Giancarlo: “Desde las alturas, sos un observador, ya no un actor del país. En el segundo libro, queríamos transmitir un mensaje principal sobre la temporalidad del paisaje. Al observar, hacemos una reflexión sobre las transformaciones, sobre los cambios, y nuestro impacto en los cambios que suceden en el planeta. Comprendemos que somos parte del paisaje”.
Oficio de valientes
—¿En serio no te gusta volar, Sergio? ¿Cómo ha sido esa experiencia de hacer, quizás, el mejor libro de fotografías aérea del país y...?
—¡Y va cagado! –se ríe Giancarlo.
—La gente cree que estoy exagerando o vacilando. ‘Si ha volado tantas horas, fijo es broma’. Mae, no es exageración para nada. Yo en un boeing de aquí a Nicaragua voy realmente asustado. No me toca más que pasar un rato con miedo, porque nunca me he acostumbrado y ni han disminuido los nervios. Hay días que siento menos miedo que otros, pero nunca se me ha quitado.
El mayor susto que recuerda Sergio ocurrió hace poco. Se habían desplazado al Pacífico sur, acompañados por el videoblogger René Montiel, para tomar fotografías de la desembocadura del río Sierpe. Antes de abordar, Giancarlo le había insistido a su hermano que volaran a baja altitud para capturar las esferas de piedra de la zona; Sergio se negaba, decía que las fotos no saldrían bien.
Ya en el aire, a menos de diez minutos del Sierpe, Giancarlo hizo un último intento: le dijo al piloto si sería posible perder altitud para fotografiar las esferas. Por el ruido que ingresaba a través de la radio, el piloto canceló los audífonos de Sergio y Montiel, quienes viajaban en la parte de atrás de la avioneta; al frente, el encargado de la aeronave conversaba con Giancarlo.

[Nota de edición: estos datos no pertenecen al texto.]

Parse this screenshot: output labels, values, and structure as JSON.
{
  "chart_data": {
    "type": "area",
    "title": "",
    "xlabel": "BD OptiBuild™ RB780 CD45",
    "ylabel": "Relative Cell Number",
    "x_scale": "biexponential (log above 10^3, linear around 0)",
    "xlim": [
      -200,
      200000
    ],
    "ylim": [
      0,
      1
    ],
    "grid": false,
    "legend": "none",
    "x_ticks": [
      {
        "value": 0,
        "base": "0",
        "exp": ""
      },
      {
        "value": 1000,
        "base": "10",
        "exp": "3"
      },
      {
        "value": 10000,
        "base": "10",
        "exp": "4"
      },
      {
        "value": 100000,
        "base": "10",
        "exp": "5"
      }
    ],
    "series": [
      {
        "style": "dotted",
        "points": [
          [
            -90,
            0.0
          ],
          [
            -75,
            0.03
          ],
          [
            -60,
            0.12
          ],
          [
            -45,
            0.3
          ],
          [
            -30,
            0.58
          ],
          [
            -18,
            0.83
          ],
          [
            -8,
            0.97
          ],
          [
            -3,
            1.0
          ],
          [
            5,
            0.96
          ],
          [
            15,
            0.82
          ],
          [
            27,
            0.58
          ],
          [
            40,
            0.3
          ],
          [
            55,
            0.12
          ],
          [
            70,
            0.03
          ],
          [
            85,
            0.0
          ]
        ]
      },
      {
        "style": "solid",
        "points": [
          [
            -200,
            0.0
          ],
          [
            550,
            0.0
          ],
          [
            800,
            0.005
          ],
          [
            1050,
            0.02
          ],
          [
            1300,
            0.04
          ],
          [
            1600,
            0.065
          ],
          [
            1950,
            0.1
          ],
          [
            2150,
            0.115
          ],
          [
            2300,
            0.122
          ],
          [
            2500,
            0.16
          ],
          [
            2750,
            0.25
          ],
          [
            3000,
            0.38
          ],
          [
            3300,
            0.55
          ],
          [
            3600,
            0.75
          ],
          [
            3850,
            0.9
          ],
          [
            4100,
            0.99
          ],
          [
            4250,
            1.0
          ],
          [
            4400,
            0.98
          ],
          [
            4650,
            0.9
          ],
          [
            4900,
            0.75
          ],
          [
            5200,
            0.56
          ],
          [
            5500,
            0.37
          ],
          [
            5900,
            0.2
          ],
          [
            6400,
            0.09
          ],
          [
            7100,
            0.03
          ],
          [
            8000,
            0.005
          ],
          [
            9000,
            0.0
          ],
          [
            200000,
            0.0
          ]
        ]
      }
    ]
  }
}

Así, Sergio, quien le teme a volar, veía al piloto y a su hermano gesticular sin que él pudiera escuchar qué decía, y de pronto el avión se desplomó. No era un accidente, por supuesto: perdieron altitud súbitamente para poder observar las esferas. Pero eso Sergio no lo supo sino hasta después, cuando el corazón bajó de su garganta de vuelta al pecho, y cuando la sangre dejó de arder en sus venas.
En otra ocasión, durante un viaje en helicóptero en el que sobrevolaron Quepos y Manuel Antonio, los fuertes vientos obligaron al piloto a pedir ayuda a la torre de control del Juan Santamaría; en la torre le recomendaron no volar, pero que si debía hacerlo lo hiciera a través de Orotina.

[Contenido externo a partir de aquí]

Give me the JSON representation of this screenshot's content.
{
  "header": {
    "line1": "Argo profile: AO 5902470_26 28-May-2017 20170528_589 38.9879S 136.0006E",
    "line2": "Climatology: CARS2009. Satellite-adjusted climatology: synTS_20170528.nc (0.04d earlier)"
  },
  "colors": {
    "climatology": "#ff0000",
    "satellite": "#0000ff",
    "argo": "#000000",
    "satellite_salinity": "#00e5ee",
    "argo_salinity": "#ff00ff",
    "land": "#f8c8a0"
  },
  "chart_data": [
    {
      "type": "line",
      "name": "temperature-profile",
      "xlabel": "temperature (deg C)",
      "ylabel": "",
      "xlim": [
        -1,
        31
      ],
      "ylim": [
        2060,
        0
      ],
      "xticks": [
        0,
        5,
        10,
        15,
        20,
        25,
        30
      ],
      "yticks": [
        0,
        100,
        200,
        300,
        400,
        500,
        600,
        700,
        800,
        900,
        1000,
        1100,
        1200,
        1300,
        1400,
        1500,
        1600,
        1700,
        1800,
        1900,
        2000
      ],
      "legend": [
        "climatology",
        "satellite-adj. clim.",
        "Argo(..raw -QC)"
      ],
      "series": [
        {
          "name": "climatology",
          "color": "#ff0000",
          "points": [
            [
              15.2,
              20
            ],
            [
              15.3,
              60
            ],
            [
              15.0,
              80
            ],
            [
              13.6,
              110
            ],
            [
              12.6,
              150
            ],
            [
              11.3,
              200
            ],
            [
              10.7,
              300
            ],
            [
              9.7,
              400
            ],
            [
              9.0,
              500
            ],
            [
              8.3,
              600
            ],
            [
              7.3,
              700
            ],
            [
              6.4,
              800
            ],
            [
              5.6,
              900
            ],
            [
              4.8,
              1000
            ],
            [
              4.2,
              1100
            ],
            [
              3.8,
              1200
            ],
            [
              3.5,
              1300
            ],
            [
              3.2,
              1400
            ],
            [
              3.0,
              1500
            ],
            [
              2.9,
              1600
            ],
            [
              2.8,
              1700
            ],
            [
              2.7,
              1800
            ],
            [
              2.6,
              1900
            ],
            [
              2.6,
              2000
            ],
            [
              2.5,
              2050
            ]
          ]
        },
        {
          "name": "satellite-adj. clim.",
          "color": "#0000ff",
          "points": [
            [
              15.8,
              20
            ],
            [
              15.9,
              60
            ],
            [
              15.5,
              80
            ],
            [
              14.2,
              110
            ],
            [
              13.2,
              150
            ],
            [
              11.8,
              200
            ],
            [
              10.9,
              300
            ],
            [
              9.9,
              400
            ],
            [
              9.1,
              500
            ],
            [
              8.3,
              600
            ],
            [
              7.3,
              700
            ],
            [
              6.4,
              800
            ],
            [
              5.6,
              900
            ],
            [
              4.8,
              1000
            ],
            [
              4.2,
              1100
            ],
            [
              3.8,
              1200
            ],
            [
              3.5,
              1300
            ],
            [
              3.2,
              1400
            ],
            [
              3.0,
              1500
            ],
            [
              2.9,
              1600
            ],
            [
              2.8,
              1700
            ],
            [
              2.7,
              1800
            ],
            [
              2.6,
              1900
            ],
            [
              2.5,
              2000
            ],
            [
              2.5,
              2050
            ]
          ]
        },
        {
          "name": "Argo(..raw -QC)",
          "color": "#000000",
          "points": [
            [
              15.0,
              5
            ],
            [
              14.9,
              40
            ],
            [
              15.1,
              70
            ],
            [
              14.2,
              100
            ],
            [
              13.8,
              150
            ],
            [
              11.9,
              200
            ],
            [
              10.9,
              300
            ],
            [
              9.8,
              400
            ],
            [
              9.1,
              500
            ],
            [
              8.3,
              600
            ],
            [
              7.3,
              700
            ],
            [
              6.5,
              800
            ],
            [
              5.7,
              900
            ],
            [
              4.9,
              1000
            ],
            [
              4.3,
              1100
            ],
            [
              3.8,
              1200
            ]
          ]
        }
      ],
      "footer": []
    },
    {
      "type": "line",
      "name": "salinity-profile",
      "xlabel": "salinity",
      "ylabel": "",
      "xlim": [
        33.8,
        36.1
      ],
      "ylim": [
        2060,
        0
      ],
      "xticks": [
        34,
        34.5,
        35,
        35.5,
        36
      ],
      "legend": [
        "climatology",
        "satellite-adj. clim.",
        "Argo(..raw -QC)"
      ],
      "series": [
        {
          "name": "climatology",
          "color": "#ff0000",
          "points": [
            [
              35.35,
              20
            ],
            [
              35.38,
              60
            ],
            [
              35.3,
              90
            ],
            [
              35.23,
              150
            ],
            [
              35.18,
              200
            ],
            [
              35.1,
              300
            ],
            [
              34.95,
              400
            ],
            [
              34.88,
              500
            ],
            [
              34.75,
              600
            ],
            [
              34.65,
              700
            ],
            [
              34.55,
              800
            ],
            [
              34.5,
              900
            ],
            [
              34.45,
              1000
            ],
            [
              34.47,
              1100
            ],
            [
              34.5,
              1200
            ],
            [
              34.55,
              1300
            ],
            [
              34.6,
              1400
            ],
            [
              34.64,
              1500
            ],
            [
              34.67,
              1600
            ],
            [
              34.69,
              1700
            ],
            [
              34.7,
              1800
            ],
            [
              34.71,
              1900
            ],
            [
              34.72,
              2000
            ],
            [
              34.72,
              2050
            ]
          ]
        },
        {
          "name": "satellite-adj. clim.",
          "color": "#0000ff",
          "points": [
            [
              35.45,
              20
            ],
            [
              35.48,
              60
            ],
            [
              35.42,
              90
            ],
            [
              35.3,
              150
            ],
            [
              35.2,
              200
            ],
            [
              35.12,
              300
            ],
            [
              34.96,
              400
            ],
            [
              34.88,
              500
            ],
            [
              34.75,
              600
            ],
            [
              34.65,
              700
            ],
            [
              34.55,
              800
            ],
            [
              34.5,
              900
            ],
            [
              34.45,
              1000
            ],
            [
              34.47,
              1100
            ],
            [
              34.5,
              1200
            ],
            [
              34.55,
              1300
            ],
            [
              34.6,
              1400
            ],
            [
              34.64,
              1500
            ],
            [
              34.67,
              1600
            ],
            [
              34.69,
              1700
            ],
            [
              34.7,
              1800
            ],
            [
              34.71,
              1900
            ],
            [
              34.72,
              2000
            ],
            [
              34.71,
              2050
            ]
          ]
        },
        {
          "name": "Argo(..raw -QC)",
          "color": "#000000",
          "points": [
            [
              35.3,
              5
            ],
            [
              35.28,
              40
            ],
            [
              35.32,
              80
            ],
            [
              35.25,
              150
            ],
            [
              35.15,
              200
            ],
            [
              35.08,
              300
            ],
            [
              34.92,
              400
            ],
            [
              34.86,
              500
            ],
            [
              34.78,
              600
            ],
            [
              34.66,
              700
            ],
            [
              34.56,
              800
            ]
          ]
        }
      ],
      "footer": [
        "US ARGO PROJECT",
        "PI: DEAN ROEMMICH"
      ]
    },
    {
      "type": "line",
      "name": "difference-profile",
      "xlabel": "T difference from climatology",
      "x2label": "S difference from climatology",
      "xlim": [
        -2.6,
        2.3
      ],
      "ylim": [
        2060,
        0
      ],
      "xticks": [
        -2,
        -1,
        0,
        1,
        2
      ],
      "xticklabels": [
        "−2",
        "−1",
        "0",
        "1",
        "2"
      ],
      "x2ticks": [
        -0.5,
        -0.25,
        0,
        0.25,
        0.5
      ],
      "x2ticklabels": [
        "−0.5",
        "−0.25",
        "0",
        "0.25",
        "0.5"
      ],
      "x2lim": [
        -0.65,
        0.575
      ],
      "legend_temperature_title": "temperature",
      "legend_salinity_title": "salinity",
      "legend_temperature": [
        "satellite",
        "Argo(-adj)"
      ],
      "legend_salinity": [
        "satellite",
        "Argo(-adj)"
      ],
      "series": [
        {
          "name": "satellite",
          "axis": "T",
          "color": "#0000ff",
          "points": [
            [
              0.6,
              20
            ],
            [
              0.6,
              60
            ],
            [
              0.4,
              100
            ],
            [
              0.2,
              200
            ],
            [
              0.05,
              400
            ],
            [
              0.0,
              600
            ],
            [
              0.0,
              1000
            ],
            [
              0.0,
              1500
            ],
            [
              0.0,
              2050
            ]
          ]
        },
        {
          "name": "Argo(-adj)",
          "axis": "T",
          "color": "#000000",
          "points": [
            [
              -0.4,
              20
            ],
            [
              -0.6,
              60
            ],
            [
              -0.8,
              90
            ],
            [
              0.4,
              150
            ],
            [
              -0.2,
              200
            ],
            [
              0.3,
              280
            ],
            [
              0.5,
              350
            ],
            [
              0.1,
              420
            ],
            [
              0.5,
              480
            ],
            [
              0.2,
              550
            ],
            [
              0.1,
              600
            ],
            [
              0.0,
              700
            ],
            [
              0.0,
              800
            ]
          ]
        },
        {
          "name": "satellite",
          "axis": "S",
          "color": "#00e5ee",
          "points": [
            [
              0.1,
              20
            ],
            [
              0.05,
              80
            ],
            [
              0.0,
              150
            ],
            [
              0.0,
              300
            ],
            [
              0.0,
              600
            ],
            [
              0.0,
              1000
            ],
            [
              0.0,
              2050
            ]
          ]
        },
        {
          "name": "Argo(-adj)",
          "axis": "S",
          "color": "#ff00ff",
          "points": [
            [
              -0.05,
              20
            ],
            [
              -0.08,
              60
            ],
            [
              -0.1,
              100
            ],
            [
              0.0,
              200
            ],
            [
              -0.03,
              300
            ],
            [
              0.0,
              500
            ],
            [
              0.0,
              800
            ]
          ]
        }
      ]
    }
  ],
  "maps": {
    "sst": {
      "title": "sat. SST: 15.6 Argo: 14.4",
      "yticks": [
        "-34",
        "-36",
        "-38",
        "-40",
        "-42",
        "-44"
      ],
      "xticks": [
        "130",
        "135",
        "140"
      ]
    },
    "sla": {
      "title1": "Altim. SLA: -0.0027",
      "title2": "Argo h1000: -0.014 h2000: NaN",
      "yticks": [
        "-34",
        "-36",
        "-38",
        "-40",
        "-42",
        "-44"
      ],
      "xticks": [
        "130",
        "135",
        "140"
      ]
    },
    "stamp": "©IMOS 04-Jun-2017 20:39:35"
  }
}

La nave se movía tanto que Sergio le dijo, mientras sobrevolaban el cantón alajuelense, que se detuviera en una cancha de fútbol; que él se bajaba y cogía bus de regreso a la capital.
Al final, el piloto tomó la decisión de continuar el trayecto. No corrió el riesgo, eso sí, de seguir hasta Pavas, de donde habían salido; tuvieron que detenerse de emergencia en el Juan Santamaría.

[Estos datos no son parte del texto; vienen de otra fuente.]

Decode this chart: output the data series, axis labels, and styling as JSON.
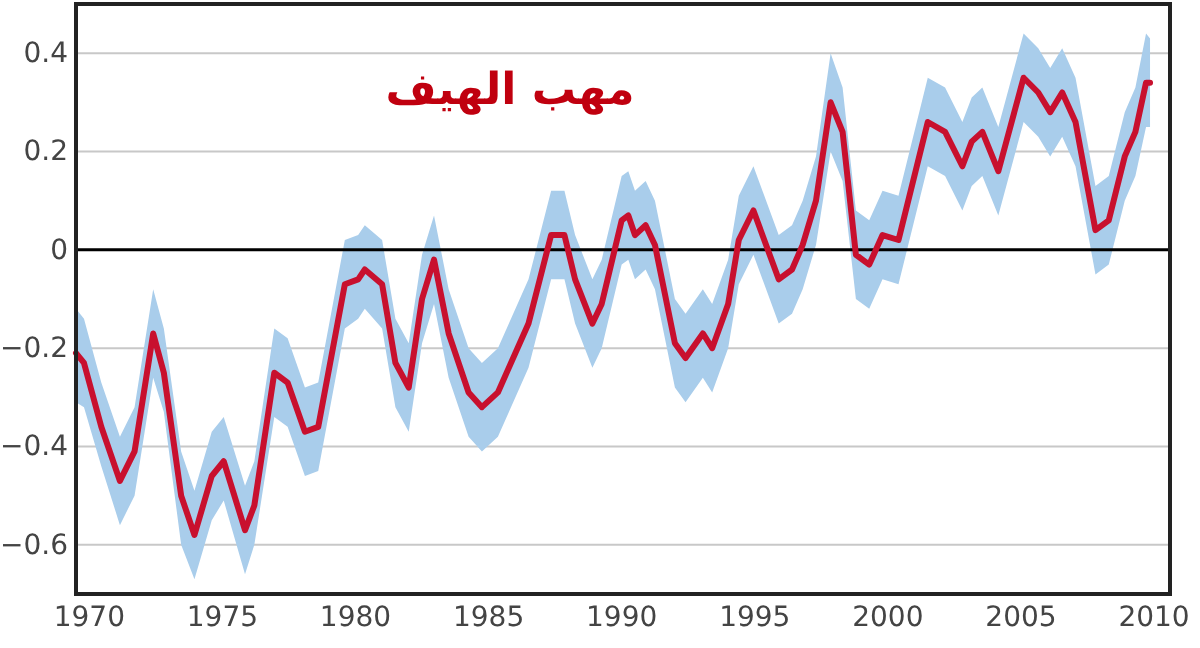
{
  "chart_data": {
    "type": "line",
    "title": "مهب الهيف",
    "xlim": [
      1969.5,
      2010.6
    ],
    "xticks": [
      1970,
      1975,
      1980,
      1985,
      1990,
      1995,
      2000,
      2005,
      2010
    ],
    "ylim": [
      -0.7,
      0.5
    ],
    "yticks": [
      -0.6,
      -0.4,
      -0.2,
      0,
      0.2,
      0.4
    ],
    "grid": "y",
    "marker": "none",
    "line_style": "solid",
    "ref_lines": [
      {
        "axis": "y",
        "value": 0,
        "color": "#000000"
      }
    ],
    "series": [
      {
        "color": "#c8102e",
        "x": [
          1969.5,
          1969.8,
          1970.45,
          1971.15,
          1971.7,
          1972.4,
          1972.8,
          1973.45,
          1973.95,
          1974.6,
          1975.05,
          1975.85,
          1976.2,
          1976.95,
          1977.45,
          1978.1,
          1978.6,
          1979.6,
          1980.1,
          1980.35,
          1981,
          1981.5,
          1982,
          1982.5,
          1982.95,
          1983.5,
          1984.25,
          1984.75,
          1985.35,
          1986.5,
          1987.35,
          1987.85,
          1988.25,
          1988.9,
          1989.25,
          1990,
          1990.25,
          1990.5,
          1990.9,
          1991.25,
          1992,
          1992.4,
          1993.05,
          1993.4,
          1994,
          1994.4,
          1994.95,
          1995.9,
          1996.4,
          1996.8,
          1997.3,
          1997.85,
          1998.3,
          1998.8,
          1999.3,
          1999.8,
          2000.4,
          2001.5,
          2002.15,
          2002.8,
          2003.15,
          2003.55,
          2004.15,
          2005.1,
          2005.65,
          2006.1,
          2006.55,
          2007.05,
          2007.8,
          2008.3,
          2008.9,
          2009.3,
          2009.7,
          2009.85
        ],
        "values": [
          -0.21,
          -0.23,
          -0.36,
          -0.47,
          -0.41,
          -0.17,
          -0.25,
          -0.5,
          -0.58,
          -0.46,
          -0.43,
          -0.57,
          -0.52,
          -0.25,
          -0.27,
          -0.37,
          -0.36,
          -0.07,
          -0.06,
          -0.04,
          -0.07,
          -0.23,
          -0.28,
          -0.1,
          -0.02,
          -0.17,
          -0.29,
          -0.32,
          -0.29,
          -0.15,
          0.03,
          0.03,
          -0.06,
          -0.15,
          -0.11,
          0.06,
          0.07,
          0.03,
          0.05,
          0.01,
          -0.19,
          -0.22,
          -0.17,
          -0.2,
          -0.11,
          0.02,
          0.08,
          -0.06,
          -0.04,
          0.01,
          0.1,
          0.3,
          0.24,
          -0.01,
          -0.03,
          0.03,
          0.02,
          0.26,
          0.24,
          0.17,
          0.22,
          0.24,
          0.16,
          0.35,
          0.32,
          0.28,
          0.32,
          0.26,
          0.04,
          0.06,
          0.19,
          0.24,
          0.34,
          0.34
        ],
        "lower": [
          -0.31,
          -0.32,
          -0.44,
          -0.56,
          -0.5,
          -0.26,
          -0.33,
          -0.6,
          -0.67,
          -0.55,
          -0.51,
          -0.66,
          -0.6,
          -0.34,
          -0.36,
          -0.46,
          -0.45,
          -0.16,
          -0.14,
          -0.12,
          -0.16,
          -0.32,
          -0.37,
          -0.19,
          -0.11,
          -0.26,
          -0.38,
          -0.41,
          -0.38,
          -0.24,
          -0.06,
          -0.06,
          -0.15,
          -0.24,
          -0.2,
          -0.03,
          -0.02,
          -0.06,
          -0.04,
          -0.08,
          -0.28,
          -0.31,
          -0.26,
          -0.29,
          -0.2,
          -0.07,
          -0.01,
          -0.15,
          -0.13,
          -0.08,
          0.01,
          0.2,
          0.14,
          -0.1,
          -0.12,
          -0.06,
          -0.07,
          0.17,
          0.15,
          0.08,
          0.13,
          0.15,
          0.07,
          0.26,
          0.23,
          0.19,
          0.23,
          0.17,
          -0.05,
          -0.03,
          0.1,
          0.15,
          0.25,
          0.25
        ],
        "upper": [
          -0.12,
          -0.14,
          -0.27,
          -0.38,
          -0.32,
          -0.08,
          -0.16,
          -0.41,
          -0.49,
          -0.37,
          -0.34,
          -0.48,
          -0.43,
          -0.16,
          -0.18,
          -0.28,
          -0.27,
          0.02,
          0.03,
          0.05,
          0.02,
          -0.14,
          -0.19,
          -0.01,
          0.07,
          -0.08,
          -0.2,
          -0.23,
          -0.2,
          -0.06,
          0.12,
          0.12,
          0.03,
          -0.06,
          -0.02,
          0.15,
          0.16,
          0.12,
          0.14,
          0.1,
          -0.1,
          -0.13,
          -0.08,
          -0.11,
          -0.02,
          0.11,
          0.17,
          0.03,
          0.05,
          0.1,
          0.19,
          0.4,
          0.33,
          0.08,
          0.06,
          0.12,
          0.11,
          0.35,
          0.33,
          0.26,
          0.31,
          0.33,
          0.25,
          0.44,
          0.41,
          0.37,
          0.41,
          0.35,
          0.13,
          0.15,
          0.28,
          0.33,
          0.44,
          0.43
        ]
      }
    ]
  }
}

Ambos hermanos han tenido experiencias que los han puesto nerviosos, pero las ven como gajes de un oficio que los apasiona y los recompensa constantemente. Para Sergio, la fotografía es la boya que lo mantiene a flote: concentrarse en la labor le permite distraerse y sobrellevar los temores.
Observar más que ver
Nuestra avioneta sigue ascendiendo hasta que, a los 12.000 pies de altura –unos 3.657 metros–, nos estabilizamos y comenzamos a rodear primero el volcán Irazú y, después, el Turrialba; de este último cono nace una pluma de humo que parece estática, como una señal permanente de que la montaña está viva.
Desde la cara oriental del volcán, se atisba no solo su magnífica fumarola sino la cima del Irazú y, más allá, de fondo, como una alfombra de concreto, la ciudad en ebullición. San José se ve calma, lenta, perezosa; mientras el sol trepa por encima de nosotros y los valles se llena de luz, la accidentada geografía de nuestro país parece despertarse de un largo sueño.
En el trayecto, Sergio y Giancarlo Pucci no dejan la cámara de lado en ningún momento. Sea para grabar o para capturar fotografías que, de momento, no aparecerán en ningún libro. No hace falta: para los hermanos, cualquier oportunidad de observar y capturar el país desde el cielo es válida por sí sola. Cada vez, es como si volvieran a conocer cada destino por primera vez.